LME September 8 Metal Review

LONDON (MarketWatch) – China’s copper imports are only stable over the past four months, and prices have not skyrocketed for June, the London Metal Exchange (LME) copper plummeted on Friday, 20% provide basis.

PVA 1788 (PVA BP17)

London time on September 8 17:00 (Beijing time on September 9 00:00), LME three-month copper fell 3% to $ 6,693 per ton, its low in the session since August 25 lowest since $ 6,691.

Data show that China’s imports of copper and copper products in August for the fourth consecutive month to maintain stability, rather than as some people expected to grow. China is the world’s largest copper consumer.

According to the data released by the General Administration of Customs on Friday, China’s imports of unwrought copper and copper in August were 390,000 tonnes, unchanged from the chain, and the monthly copper import data since May has been maintained at that level.

Capitaline’s senior commodity economist Caroline Bain said: “Copper fundamentals can not provide price support.” He also pointed out that copper prices recently hit high after investors locked profit.

“If the refinery production is limited by environmental inspections, metal imports may increase in the coming months,” said Daniel Morgan, an analyst at UBS in Sydney. “” This is good for copper. ”
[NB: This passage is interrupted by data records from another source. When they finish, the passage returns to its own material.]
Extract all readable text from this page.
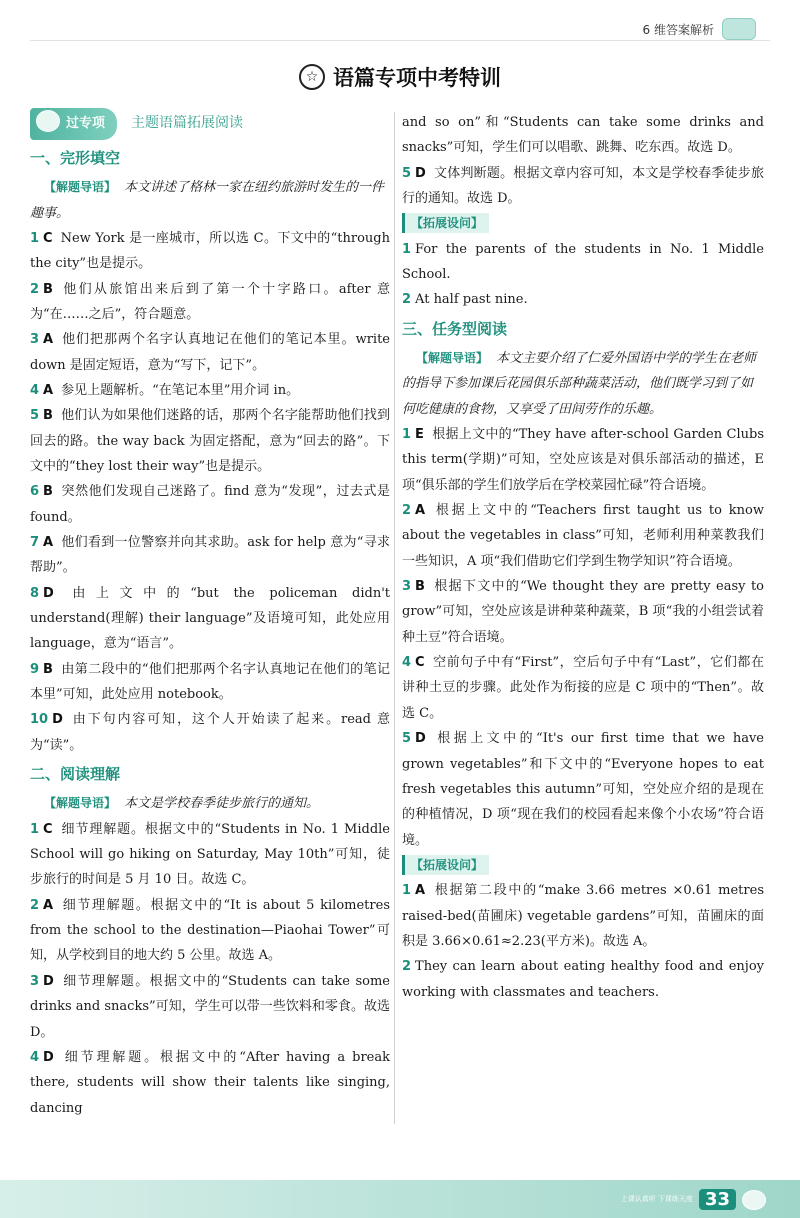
6 维答案解析
☆ 语篇专项中考特训
过专项	主题语篇拓展阅读
一、完形填空
【解题导语】 本文讲述了格林一家在纽约旅游时发生的一件趣事。
1 C New York 是一座城市，所以选 C。下文中的“through the city”也是提示。
2 B 他们从旅馆出来后到了第一个十字路口。after 意为“在……之后”，符合题意。
3 A 他们把那两个名字认真地记在他们的笔记本里。write down 是固定短语，意为“写下，记下”。
4 A 参见上题解析。“在笔记本里”用介词 in。
5 B 他们认为如果他们迷路的话，那两个名字能帮助他们找到回去的路。the way back 为固定搭配，意为“回去的路”。下文中的“they lost their way”也是提示。
6 B 突然他们发现自己迷路了。find 意为“发现”，过去式是 found。
7 A 他们看到一位警察并向其求助。ask for help 意为“寻求帮助”。
8 D 由上文中的“but the policeman didn't understand(理解) their language”及语境可知，此处应用 language，意为“语言”。
9 B 由第二段中的“他们把那两个名字认真地记在他们的笔记本里”可知，此处应用 notebook。
10 D 由下句内容可知，这个人开始读了起来。read 意为“读”。
二、阅读理解
【解题导语】 本文是学校春季徒步旅行的通知。
1 C 细节理解题。根据文中的“Students in No. 1 Middle School will go hiking on Saturday, May 10th”可知，徒步旅行的时间是 5 月 10 日。故选 C。
2 A 细节理解题。根据文中的“It is about 5 kilometres from the school to the destination—Piaohai Tower”可知，从学校到目的地大约 5 公里。故选 A。
3 D 细节理解题。根据文中的“Students can take some drinks and snacks”可知，学生可以带一些饮料和零食。故选 D。
4 D 细节理解题。根据文中的“After having a break there, students will show their talents like singing, dancing
and so on”和“Students can take some drinks and snacks”可知，学生们可以唱歌、跳舞、吃东西。故选 D。
5 D 文体判断题。根据文章内容可知，本文是学校春季徒步旅行的通知。故选 D。
【拓展设问】
1 For the parents of the students in No. 1 Middle School.
2 At half past nine.
三、任务型阅读
【解题导语】 本文主要介绍了仁爱外国语中学的学生在老师的指导下参加课后花园俱乐部种蔬菜活动，他们既学习到了如何吃健康的食物，又享受了田间劳作的乐趣。
1 E 根据上文中的“They have after-school Garden Clubs this term(学期)”可知，空处应该是对俱乐部活动的描述，E 项“俱乐部的学生们放学后在学校菜园忙碌”符合语境。
2 A 根据上文中的“Teachers first taught us to know about the vegetables in class”可知，老师利用种菜教我们一些知识，A 项“我们借助它们学到生物学知识”符合语境。
3 B 根据下文中的“We thought they are pretty easy to grow”可知，空处应该是讲种菜种蔬菜，B 项“我的小组尝试着种土豆”符合语境。
4 C 空前句子中有“First”，空后句子中有“Last”，它们都在讲种土豆的步骤。此处作为衔接的应是 C 项中的“Then”。故选 C。
5 D 根据上文中的“It's our first time that we have grown vegetables”和下文中的“Everyone hopes to eat fresh vegetables this autumn”可知，空处应介绍的是现在的种植情况，D 项“现在我们的校园看起来像个小农场”符合语境。
【拓展设问】
1 A 根据第二段中的“make 3.66 metres ×0.61 metres raised-bed(苗圃床) vegetable gardens”可知，苗圃床的面积是 3.66×0.61≈2.23(平方米)。故选 A。
2 They can learn about eating healthy food and enjoy working with classmates and teachers.
上课认真听 下课练天度 33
Friday released data show that LME warehouse copper registered warehouse receipts increased slightly, indicating that the overall market supply is abundant.

However, the dollar weakened support for copper prices, after the European Central Bank President Draghi said it may decide in October to begin to reduce the scale of debt.

PVA 0588 ( PVA BP05)

UBS analyst Morgan said China’s aluminum exports hit the lowest since March, indicating that the mainland supply side of the shrinking. I expect the next few months may be further shrinking exports, because part of the illegal smelting capacity is closed, and from November 15 from the refinery to avoid winter pollution and closed.

Three-month aluminum fell 0.4 percent at $ 2,099 a tonne, the first week in six weeks.

The London Metal Exchange said Thursday it would cut its short- and medium-term arbitrage trading costs from 1 October, hoping to boost trading volume, while other rivals intensified the launch of alternative products.

Three-month nickel fell 4.7% to $ 11,580 a tonne.

PVA FIBER

Media reported Thursday that in response to the hurricane Irma, Cuba has begun to close nickel production enterprises. Cuba plans to produce 54,500 tonnes of nickel and cobalt sulfide this year.

“Nickel prices have been boosted by Philippine President Rodrigo Duterte’s mining pollution, but refined nickel stocks are still at a very high level despite the reduction in nickel ore supply,” said Bain of Capital Economics.

Three-month lead fell 3.2 percent to $ 2,265 a tonne.

Three-month tin closed down nearly 1% at $ 20,550 per tonne.

Three-month zinc plunged 3.1% to $ 3,031 a tonne.